Many locals in Cambois say the long-awaited gigafactory amounts to another broken promise. John Charlton – son of the 1966 England World Cup hero Jackie – owns and runs a pub right next to the proposed site. He doesn’t believe Prime Minister Rishi Sunak’s pledges of commitment to the region but doesn’t trust Labour either.
GB News' Economics and Business Editor Liam Halligan.
GB News
“The only thing they’re both interested in is fighting each other,” Charlton told GB News.” They’re not worried about the people – those of us who live in the northeast are not being considered at all.’’
Local dog-walker Tracey Miller is also sceptical of Rishi Sunak’s claims. “They don’t back the Northeast enough – they say they do, but when it comes down to it, they don’t,” she says. “A lot of people are against the Tories up here”.
The UK needs an estimated ten battery-making gigafactories by 2030 – when sales of new petrol and diesel vehicles are due to be outlawed.

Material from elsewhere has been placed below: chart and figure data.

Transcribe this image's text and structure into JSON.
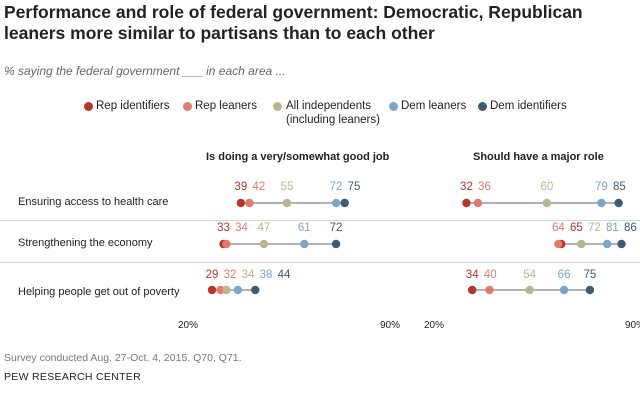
{
  "title": "Performance and role of federal government: Democratic, Republican leaners more similar to partisans than to each other",
  "subtitle": "% saying the federal government ___ in each area ...",
  "colors": {
    "rep_identifiers": "#b5352b",
    "rep_leaners": "#e27a6e",
    "all_independents": "#bdb48c",
    "dem_leaners": "#7aa6c8",
    "dem_identifiers": "#3d5b75",
    "line": "#999999"
  },
  "legend": [
    {
      "label": "Rep identifiers",
      "color_key": "rep_identifiers"
    },
    {
      "label": "Rep leaners",
      "color_key": "rep_leaners"
    },
    {
      "label": "All independents",
      "sub": "(including leaners)",
      "color_key": "all_independents"
    },
    {
      "label": "Dem leaners",
      "color_key": "dem_leaners"
    },
    {
      "label": "Dem identifiers",
      "color_key": "dem_identifiers"
    }
  ],
  "rows": [
    "Ensuring access to health care",
    "Strengthening the economy",
    "Helping people get out of poverty"
  ],
  "chart_data": [
    {
      "type": "scatter",
      "title": "Is doing a very/somewhat good job",
      "categories": [
        "Ensuring access to health care",
        "Strengthening the economy",
        "Helping people get out of poverty"
      ],
      "xlim": [
        20,
        90
      ],
      "xtick_labels": [
        "20%",
        "90%"
      ],
      "series": [
        {
          "name": "Rep identifiers",
          "values": [
            39,
            33,
            29
          ]
        },
        {
          "name": "Rep leaners",
          "values": [
            42,
            34,
            32
          ]
        },
        {
          "name": "All independents",
          "values": [
            55,
            47,
            34
          ]
        },
        {
          "name": "Dem leaners",
          "values": [
            72,
            61,
            38
          ]
        },
        {
          "name": "Dem identifiers",
          "values": [
            75,
            72,
            44
          ]
        }
      ]
    },
    {
      "type": "scatter",
      "title": "Should have a major role",
      "categories": [
        "Ensuring access to health care",
        "Strengthening the economy",
        "Helping people get out of poverty"
      ],
      "xlim": [
        20,
        90
      ],
      "xtick_labels": [
        "20%",
        "90%"
      ],
      "series": [
        {
          "name": "Rep identifiers",
          "values": [
            32,
            65,
            34
          ]
        },
        {
          "name": "Rep leaners",
          "values": [
            36,
            64,
            40
          ]
        },
        {
          "name": "All independents",
          "values": [
            60,
            72,
            54
          ]
        },
        {
          "name": "Dem leaners",
          "values": [
            79,
            81,
            66
          ]
        },
        {
          "name": "Dem identifiers",
          "values": [
            85,
            86,
            75
          ]
        }
      ]
    }
  ],
  "note": "Survey conducted Aug. 27-Oct. 4, 2015. Q70, Q71.",
  "source": "PEW RESEARCH CENTER"
}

Britishvolt’s plant would have been only the second.
But well-informed locals are hopeful this factory will be built, given the strengths of both the Cambois site and the local workforce. “It was good to see the government commit £100 million through the Automotive Transformation Fund, and there’s a good chance this plant will happen” says Paul Butler of the Northeast Automotive Alliance. “Let’s hope that if somebody else does come in they’re able to meet the investment obligations, so releasing the state money which will be a key contributor towards making this Cambois site a huge success.”
Professor Matt Boyle of Newcastle University also remains upbeat. “I’m almost certain there will be a plant on this site, not least because of the available infrastructure,” he says. “It is the best place in the country for a battery plant, bar none.”

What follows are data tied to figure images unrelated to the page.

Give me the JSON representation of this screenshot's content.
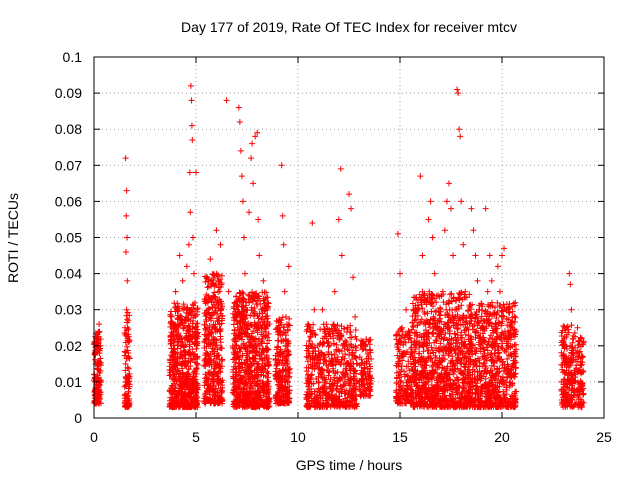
{
  "chart_data": {
    "type": "scatter",
    "title": "Day 177 of 2019, Rate Of TEC Index for receiver mtcv",
    "xlabel": "GPS time / hours",
    "ylabel": "ROTI / TECUs",
    "xlim": [
      0,
      25
    ],
    "ylim": [
      0,
      0.1
    ],
    "x_ticks": [
      0,
      5,
      10,
      15,
      20,
      25
    ],
    "x_tick_labels": [
      "0",
      "5",
      "10",
      "15",
      "20",
      "25"
    ],
    "y_ticks": [
      0,
      0.01,
      0.02,
      0.03,
      0.04,
      0.05,
      0.06,
      0.07,
      0.08,
      0.09,
      0.1
    ],
    "y_tick_labels": [
      "0",
      "0.01",
      "0.02",
      "0.03",
      "0.04",
      "0.05",
      "0.06",
      "0.07",
      "0.08",
      "0.09",
      "0.1"
    ],
    "grid": true,
    "marker": "plus",
    "color": "#ff0000",
    "series": [
      {
        "values": [
          [
            0.0,
            0.012
          ],
          [
            0.05,
            0.018
          ],
          [
            0.1,
            0.008
          ],
          [
            0.15,
            0.022
          ],
          [
            0.2,
            0.015
          ],
          [
            0.25,
            0.026
          ],
          [
            0.3,
            0.01
          ],
          [
            0.12,
            0.005
          ],
          [
            0.22,
            0.019
          ],
          [
            1.55,
            0.072
          ],
          [
            1.6,
            0.063
          ],
          [
            1.58,
            0.056
          ],
          [
            1.62,
            0.05
          ],
          [
            1.57,
            0.046
          ],
          [
            1.63,
            0.038
          ],
          [
            1.6,
            0.03
          ],
          [
            1.65,
            0.022
          ],
          [
            1.55,
            0.015
          ],
          [
            1.7,
            0.01
          ],
          [
            1.6,
            0.005
          ],
          [
            1.68,
            0.018
          ],
          [
            1.52,
            0.025
          ],
          [
            3.8,
            0.026
          ],
          [
            3.9,
            0.012
          ],
          [
            4.0,
            0.035
          ],
          [
            4.1,
            0.02
          ],
          [
            4.2,
            0.045
          ],
          [
            4.3,
            0.015
          ],
          [
            4.4,
            0.03
          ],
          [
            4.5,
            0.01
          ],
          [
            4.6,
            0.025
          ],
          [
            4.7,
            0.018
          ],
          [
            4.75,
            0.092
          ],
          [
            4.78,
            0.088
          ],
          [
            4.8,
            0.081
          ],
          [
            4.82,
            0.077
          ],
          [
            4.7,
            0.068
          ],
          [
            4.72,
            0.057
          ],
          [
            4.85,
            0.05
          ],
          [
            4.9,
            0.04
          ],
          [
            4.95,
            0.03
          ],
          [
            5.0,
            0.068
          ],
          [
            5.05,
            0.022
          ],
          [
            4.55,
            0.042
          ],
          [
            4.65,
            0.048
          ],
          [
            4.35,
            0.038
          ],
          [
            5.5,
            0.018
          ],
          [
            5.6,
            0.03
          ],
          [
            5.7,
            0.044
          ],
          [
            5.8,
            0.012
          ],
          [
            5.9,
            0.025
          ],
          [
            6.0,
            0.052
          ],
          [
            6.1,
            0.038
          ],
          [
            5.95,
            0.02
          ],
          [
            6.15,
            0.015
          ],
          [
            6.2,
            0.048
          ],
          [
            6.5,
            0.088
          ],
          [
            6.6,
            0.035
          ],
          [
            6.9,
            0.032
          ],
          [
            7.0,
            0.012
          ],
          [
            7.05,
            0.025
          ],
          [
            7.1,
            0.086
          ],
          [
            7.15,
            0.082
          ],
          [
            7.2,
            0.074
          ],
          [
            7.25,
            0.067
          ],
          [
            7.3,
            0.06
          ],
          [
            7.35,
            0.05
          ],
          [
            7.4,
            0.04
          ],
          [
            7.45,
            0.02
          ],
          [
            7.6,
            0.057
          ],
          [
            7.7,
            0.072
          ],
          [
            7.75,
            0.076
          ],
          [
            7.8,
            0.065
          ],
          [
            7.9,
            0.078
          ],
          [
            8.0,
            0.079
          ],
          [
            8.05,
            0.055
          ],
          [
            8.1,
            0.045
          ],
          [
            8.2,
            0.03
          ],
          [
            8.3,
            0.038
          ],
          [
            8.4,
            0.025
          ],
          [
            8.5,
            0.015
          ],
          [
            7.5,
            0.015
          ],
          [
            7.85,
            0.01
          ],
          [
            9.0,
            0.015
          ],
          [
            9.1,
            0.025
          ],
          [
            9.2,
            0.07
          ],
          [
            9.25,
            0.056
          ],
          [
            9.3,
            0.048
          ],
          [
            9.35,
            0.035
          ],
          [
            9.4,
            0.02
          ],
          [
            9.5,
            0.01
          ],
          [
            9.55,
            0.042
          ],
          [
            10.5,
            0.012
          ],
          [
            10.6,
            0.02
          ],
          [
            10.7,
            0.054
          ],
          [
            10.8,
            0.03
          ],
          [
            10.9,
            0.015
          ],
          [
            11.0,
            0.01
          ],
          [
            11.2,
            0.03
          ],
          [
            11.4,
            0.022
          ],
          [
            11.6,
            0.015
          ],
          [
            11.8,
            0.035
          ],
          [
            11.9,
            0.008
          ],
          [
            12.0,
            0.055
          ],
          [
            12.1,
            0.069
          ],
          [
            12.15,
            0.045
          ],
          [
            12.2,
            0.02
          ],
          [
            12.3,
            0.012
          ],
          [
            12.5,
            0.062
          ],
          [
            12.6,
            0.058
          ],
          [
            12.7,
            0.039
          ],
          [
            12.8,
            0.028
          ],
          [
            12.9,
            0.015
          ],
          [
            13.1,
            0.01
          ],
          [
            13.3,
            0.02
          ],
          [
            13.5,
            0.015
          ],
          [
            14.9,
            0.051
          ],
          [
            15.0,
            0.04
          ],
          [
            15.05,
            0.012
          ],
          [
            15.1,
            0.025
          ],
          [
            15.2,
            0.018
          ],
          [
            15.3,
            0.03
          ],
          [
            15.4,
            0.008
          ],
          [
            15.5,
            0.022
          ],
          [
            15.8,
            0.03
          ],
          [
            16.0,
            0.067
          ],
          [
            16.1,
            0.045
          ],
          [
            16.2,
            0.034
          ],
          [
            16.3,
            0.02
          ],
          [
            16.4,
            0.055
          ],
          [
            16.5,
            0.06
          ],
          [
            16.6,
            0.05
          ],
          [
            16.7,
            0.04
          ],
          [
            16.8,
            0.025
          ],
          [
            16.9,
            0.015
          ],
          [
            17.0,
            0.01
          ],
          [
            17.1,
            0.035
          ],
          [
            17.2,
            0.052
          ],
          [
            17.3,
            0.06
          ],
          [
            17.4,
            0.065
          ],
          [
            17.5,
            0.058
          ],
          [
            17.6,
            0.045
          ],
          [
            17.7,
            0.03
          ],
          [
            17.8,
            0.091
          ],
          [
            17.85,
            0.09
          ],
          [
            17.9,
            0.08
          ],
          [
            17.95,
            0.078
          ],
          [
            18.0,
            0.06
          ],
          [
            18.1,
            0.048
          ],
          [
            18.2,
            0.035
          ],
          [
            18.3,
            0.025
          ],
          [
            18.5,
            0.058
          ],
          [
            18.6,
            0.052
          ],
          [
            18.7,
            0.045
          ],
          [
            18.8,
            0.038
          ],
          [
            18.9,
            0.03
          ],
          [
            19.0,
            0.025
          ],
          [
            19.1,
            0.015
          ],
          [
            19.2,
            0.058
          ],
          [
            19.3,
            0.035
          ],
          [
            19.4,
            0.045
          ],
          [
            19.5,
            0.038
          ],
          [
            19.6,
            0.02
          ],
          [
            19.7,
            0.012
          ],
          [
            19.8,
            0.042
          ],
          [
            19.9,
            0.035
          ],
          [
            20.0,
            0.045
          ],
          [
            20.1,
            0.047
          ],
          [
            20.2,
            0.03
          ],
          [
            20.3,
            0.02
          ],
          [
            20.4,
            0.01
          ],
          [
            20.5,
            0.025
          ],
          [
            20.6,
            0.015
          ],
          [
            23.0,
            0.01
          ],
          [
            23.1,
            0.02
          ],
          [
            23.2,
            0.015
          ],
          [
            23.3,
            0.04
          ],
          [
            23.35,
            0.037
          ],
          [
            23.4,
            0.03
          ],
          [
            23.5,
            0.022
          ],
          [
            23.6,
            0.012
          ],
          [
            23.7,
            0.025
          ],
          [
            23.8,
            0.018
          ],
          [
            23.9,
            0.008
          ],
          [
            23.45,
            0.005
          ]
        ],
        "clusters": [
          {
            "x_range": [
              -0.05,
              0.35
            ],
            "y_range": [
              0.004,
              0.024
            ],
            "count": 160
          },
          {
            "x_range": [
              1.5,
              1.75
            ],
            "y_range": [
              0.003,
              0.03
            ],
            "count": 90
          },
          {
            "x_range": [
              3.7,
              5.1
            ],
            "y_range": [
              0.003,
              0.032
            ],
            "count": 620
          },
          {
            "x_range": [
              5.4,
              6.3
            ],
            "y_range": [
              0.004,
              0.04
            ],
            "count": 360
          },
          {
            "x_range": [
              6.8,
              8.6
            ],
            "y_range": [
              0.003,
              0.035
            ],
            "count": 760
          },
          {
            "x_range": [
              8.9,
              9.6
            ],
            "y_range": [
              0.004,
              0.028
            ],
            "count": 240
          },
          {
            "x_range": [
              10.4,
              12.9
            ],
            "y_range": [
              0.003,
              0.026
            ],
            "count": 560
          },
          {
            "x_range": [
              13.0,
              13.6
            ],
            "y_range": [
              0.006,
              0.022
            ],
            "count": 110
          },
          {
            "x_range": [
              14.8,
              15.6
            ],
            "y_range": [
              0.004,
              0.025
            ],
            "count": 170
          },
          {
            "x_range": [
              15.6,
              18.4
            ],
            "y_range": [
              0.003,
              0.035
            ],
            "count": 950
          },
          {
            "x_range": [
              18.4,
              20.7
            ],
            "y_range": [
              0.003,
              0.032
            ],
            "count": 720
          },
          {
            "x_range": [
              22.9,
              24.0
            ],
            "y_range": [
              0.003,
              0.026
            ],
            "count": 280
          }
        ]
      }
    ]
  }
}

The collapse of Britishvolt, and the questions now posed about the future of the Cambois gigafactory, exposes the government to accusations the “green industrial revolution”, and the Northeast’s role in delivering it, has been over-hyped. Opposition MPs say the delay in constructing this facility also illustrates that Tory claims to be “levelling-up” the UK amount to nothing but a political slogan.
Some would indeed argue that the headlong rush towards EVs is misguided and will at some stage rapidly reverse – with the UK ultimately scrapping the upcoming 2030 ban on sales of new petrol and diesel vehicles. Sceptics worry the batteries rely on rare earth minerals found in China, Africa and other difficult-to-access parts of the world, making the industry geopolitically vulnerable.
Having said that, canny investors know that the government is desperate to point to examples of its “levelling up” agenda generating growth and jobs in so-called “left behind regions” – seeing as Tory majority relies on retaining at least some of the “Red Wall” seats the party gained from Labour in 2019.
As such, given the symbolic importance of this proposed gigafactory, strategic investors may instead be waiting for Downing Street to sweeten the deal even more, weighing in with yet more government money over the coming months – on top of the previously pledged £100 million. Ministers would then be able to point to “spades in the ground” at Cambois before the next general election, expected by the end of 2024.